Hosted by Canmore-based Creative Director and Cultural Amplifier Bridget Ryan, Novel Ideas brings people together to explore ideas and perspectives related to Canmore culture, history, place, and identity with local authors, spoken word artists, historians, and musicians.
As part of our Family Day Big Weekend events, host Bridget Ryan welcomes musician Phillip Alexander Nugent, John Snow, and author Mary Graham to the Canmore Museum. Bridget and Mary Graham will discuss her new book, A Stunning Backdrop: Alberta in the Movies, 1917 – 1960, which tells of the unconventional, untold story of Alberta’s film history, defined by the terrible beauty of its pristine landscape, surprisingly important to Hollywood, and recaptured in lost or ignored Indigenous perspectives and stories. Stories of the Stoney Nakoda First Nations’ near 100-year history in movies will be highlighted by Stoney Nakoda guest John Snow. A book signing will follow.
Doors open at 6:45 pm, with live music by Phil Nugent from 7:00 to 7:30 pm, followed by a book talk from 7:30 to 8:10 pm with an opportunity for audience questions and discussion afterward. Refreshments and appetizers catered by our Canmore culinary team of Chef Dallas Suttie and Chef Darcy Price will be available throughout the evening.
ABOUT THE BOOK
Alberta’s magnificent landscape has served as a popular location for filmmakers since the dawn of the movie industry. For film pioneers, Alberta embodied the myth of the Great Northwest, a primeval mountain wilderness and the last western frontier. In turn, Canadian entrepreneurs were eager for American studios to drape the Alberta landscape across the backdrop of their movies, an advertisement without equal.
A Stunning Backdrop is the untold story of six rollicking decades of filmmaking in Alberta. Mary Graham draws on twelve years of exhaustive research to reveal a film history like no other, illuminating the deep importance of the province to Hollywood. She explores the often friendly partnerships between American filmmakers and Indigenous communities, particularly the Stoney Nakoda, that provided economic opportunities and, in many cases, allowed them to retain religious and cultural practices banned by the Canadian government.

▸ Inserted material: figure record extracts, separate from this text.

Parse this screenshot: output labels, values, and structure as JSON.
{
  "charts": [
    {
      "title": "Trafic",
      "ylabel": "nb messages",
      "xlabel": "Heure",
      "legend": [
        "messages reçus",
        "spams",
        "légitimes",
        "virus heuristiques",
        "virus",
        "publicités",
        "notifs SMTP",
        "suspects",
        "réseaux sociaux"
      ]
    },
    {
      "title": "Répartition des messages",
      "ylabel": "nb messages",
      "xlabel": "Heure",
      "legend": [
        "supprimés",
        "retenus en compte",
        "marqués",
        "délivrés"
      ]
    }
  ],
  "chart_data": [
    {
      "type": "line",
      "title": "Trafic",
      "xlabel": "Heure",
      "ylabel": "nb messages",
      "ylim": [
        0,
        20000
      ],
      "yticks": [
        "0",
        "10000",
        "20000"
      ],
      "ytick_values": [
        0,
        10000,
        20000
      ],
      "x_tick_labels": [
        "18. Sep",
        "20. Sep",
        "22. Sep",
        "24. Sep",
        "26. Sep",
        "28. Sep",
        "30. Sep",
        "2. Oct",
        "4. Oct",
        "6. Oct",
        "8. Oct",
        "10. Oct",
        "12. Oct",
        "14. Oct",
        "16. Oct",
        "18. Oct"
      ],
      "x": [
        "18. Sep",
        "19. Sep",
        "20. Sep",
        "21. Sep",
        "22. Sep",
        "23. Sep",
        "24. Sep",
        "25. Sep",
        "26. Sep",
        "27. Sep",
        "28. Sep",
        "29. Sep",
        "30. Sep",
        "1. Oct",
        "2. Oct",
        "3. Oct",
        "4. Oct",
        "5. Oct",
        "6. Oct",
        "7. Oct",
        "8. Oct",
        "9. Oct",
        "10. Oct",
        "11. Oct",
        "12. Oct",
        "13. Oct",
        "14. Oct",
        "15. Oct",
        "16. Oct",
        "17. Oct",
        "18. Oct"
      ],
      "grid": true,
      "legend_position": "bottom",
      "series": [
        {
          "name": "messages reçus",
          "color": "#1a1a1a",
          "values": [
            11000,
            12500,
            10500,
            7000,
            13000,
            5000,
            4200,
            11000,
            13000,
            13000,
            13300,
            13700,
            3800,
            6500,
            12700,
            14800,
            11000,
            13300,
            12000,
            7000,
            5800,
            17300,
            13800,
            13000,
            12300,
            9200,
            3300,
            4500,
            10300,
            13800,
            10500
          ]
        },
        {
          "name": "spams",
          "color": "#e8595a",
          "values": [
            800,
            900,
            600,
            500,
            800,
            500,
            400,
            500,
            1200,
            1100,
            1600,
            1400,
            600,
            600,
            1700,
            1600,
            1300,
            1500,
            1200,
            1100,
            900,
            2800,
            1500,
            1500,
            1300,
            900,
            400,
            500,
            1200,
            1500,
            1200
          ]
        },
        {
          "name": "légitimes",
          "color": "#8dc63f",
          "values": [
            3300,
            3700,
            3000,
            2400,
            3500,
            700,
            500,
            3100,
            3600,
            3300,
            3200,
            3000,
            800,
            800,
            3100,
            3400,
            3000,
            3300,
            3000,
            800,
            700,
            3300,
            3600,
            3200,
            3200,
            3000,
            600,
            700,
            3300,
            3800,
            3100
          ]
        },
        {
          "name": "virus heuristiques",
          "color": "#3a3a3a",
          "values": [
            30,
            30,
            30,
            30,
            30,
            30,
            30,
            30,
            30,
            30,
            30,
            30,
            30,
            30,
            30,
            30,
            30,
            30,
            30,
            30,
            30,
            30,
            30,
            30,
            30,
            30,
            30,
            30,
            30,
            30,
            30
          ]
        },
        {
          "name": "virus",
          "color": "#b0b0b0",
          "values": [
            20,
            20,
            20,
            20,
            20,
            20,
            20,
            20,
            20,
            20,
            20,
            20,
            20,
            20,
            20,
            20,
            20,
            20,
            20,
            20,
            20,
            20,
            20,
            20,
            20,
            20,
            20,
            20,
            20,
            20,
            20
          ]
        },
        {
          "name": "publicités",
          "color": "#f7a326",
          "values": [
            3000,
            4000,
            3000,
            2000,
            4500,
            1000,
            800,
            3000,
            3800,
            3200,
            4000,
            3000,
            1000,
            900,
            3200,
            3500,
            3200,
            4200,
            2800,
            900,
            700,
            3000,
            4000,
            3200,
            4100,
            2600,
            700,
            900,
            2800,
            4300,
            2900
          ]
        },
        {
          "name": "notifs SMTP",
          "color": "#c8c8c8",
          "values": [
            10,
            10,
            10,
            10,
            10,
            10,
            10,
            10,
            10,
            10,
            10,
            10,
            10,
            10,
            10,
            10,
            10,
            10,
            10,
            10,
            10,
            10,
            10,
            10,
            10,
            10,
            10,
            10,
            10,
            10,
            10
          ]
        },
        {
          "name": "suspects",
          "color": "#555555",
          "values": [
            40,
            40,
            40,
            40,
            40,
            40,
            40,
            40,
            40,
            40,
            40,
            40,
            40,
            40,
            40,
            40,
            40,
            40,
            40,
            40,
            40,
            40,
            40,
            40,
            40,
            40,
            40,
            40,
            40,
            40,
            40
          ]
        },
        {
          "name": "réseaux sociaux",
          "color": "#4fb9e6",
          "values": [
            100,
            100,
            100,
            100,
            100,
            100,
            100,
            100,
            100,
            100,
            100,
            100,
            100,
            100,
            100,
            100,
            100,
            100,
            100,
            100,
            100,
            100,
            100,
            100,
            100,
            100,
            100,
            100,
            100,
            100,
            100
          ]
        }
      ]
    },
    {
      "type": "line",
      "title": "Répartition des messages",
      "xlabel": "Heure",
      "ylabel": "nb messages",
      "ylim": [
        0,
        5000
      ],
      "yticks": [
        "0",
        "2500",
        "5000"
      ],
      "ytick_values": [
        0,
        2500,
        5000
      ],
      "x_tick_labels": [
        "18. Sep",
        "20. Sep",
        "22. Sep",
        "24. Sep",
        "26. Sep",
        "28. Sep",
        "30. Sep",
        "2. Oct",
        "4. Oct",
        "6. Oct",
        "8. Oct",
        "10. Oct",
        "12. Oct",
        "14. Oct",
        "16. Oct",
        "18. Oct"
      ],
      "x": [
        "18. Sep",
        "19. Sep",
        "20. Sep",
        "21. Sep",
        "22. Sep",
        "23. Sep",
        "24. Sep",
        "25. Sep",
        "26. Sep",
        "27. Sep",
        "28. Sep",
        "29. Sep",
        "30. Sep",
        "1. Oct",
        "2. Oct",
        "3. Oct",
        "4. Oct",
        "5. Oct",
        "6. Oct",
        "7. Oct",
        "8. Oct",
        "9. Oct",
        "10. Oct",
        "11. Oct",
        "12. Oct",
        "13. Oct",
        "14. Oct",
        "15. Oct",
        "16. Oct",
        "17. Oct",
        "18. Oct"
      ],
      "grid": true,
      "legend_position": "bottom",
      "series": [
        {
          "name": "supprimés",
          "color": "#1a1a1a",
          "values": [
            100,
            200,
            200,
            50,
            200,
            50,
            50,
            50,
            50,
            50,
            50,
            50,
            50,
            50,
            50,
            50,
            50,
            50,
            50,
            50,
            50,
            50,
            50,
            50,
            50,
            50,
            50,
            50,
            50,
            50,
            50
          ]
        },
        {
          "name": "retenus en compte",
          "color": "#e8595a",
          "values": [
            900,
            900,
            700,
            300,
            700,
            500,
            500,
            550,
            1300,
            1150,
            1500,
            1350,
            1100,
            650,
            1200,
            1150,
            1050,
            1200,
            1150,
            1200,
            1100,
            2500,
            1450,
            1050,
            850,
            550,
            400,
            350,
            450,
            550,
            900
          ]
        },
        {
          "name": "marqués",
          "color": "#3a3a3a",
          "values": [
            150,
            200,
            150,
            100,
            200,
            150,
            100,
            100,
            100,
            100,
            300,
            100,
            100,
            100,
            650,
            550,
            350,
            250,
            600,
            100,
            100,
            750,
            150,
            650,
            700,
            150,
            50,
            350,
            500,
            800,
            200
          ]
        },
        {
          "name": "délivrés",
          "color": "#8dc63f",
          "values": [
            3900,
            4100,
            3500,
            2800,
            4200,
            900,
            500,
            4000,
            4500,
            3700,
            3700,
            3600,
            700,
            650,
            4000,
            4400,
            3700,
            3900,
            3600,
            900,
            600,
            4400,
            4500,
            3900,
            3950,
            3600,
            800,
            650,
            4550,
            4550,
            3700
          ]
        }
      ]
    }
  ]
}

Beautifully illustrated with archival photography and featuring century-old set stills alongside photographs of the locations as they appear today, by Jean Becq, Solomon Chiniquay, Jeff Wallace, George Webber, and Paul Zizka, A Stunning Backdrop is the fascinating, often surprising, always unconventional story of film in a province whose rugged, compelling, multifarious, terribly beautiful landscape continues to inspire filmmakers and audiences around the world.
ABOUT THE AUTHOR
ABOUT THE MUSICIAN
The seeds of Phill Nugent’s folk-rock sound – sometimes whimsical and sometimes gritty – took root in the northern Canadian wilderness where he was raised. The Yukon-born artist’s background in musical theatre (he first took to the stage at age 5) later evolved into songwriting and self-taught guitar. The juxtapositions that inspire Phill’s songs, like the comfort of family and the freedom of travel, or the solitude of nature and connection with an audience, weave rich storylines into his lyrics. Many of the songs on his first studio EP, self-titled Phillip Alexander Nugent and released in the fall 2019, are inspired by his wife Michelle and his sons Miles and Beck.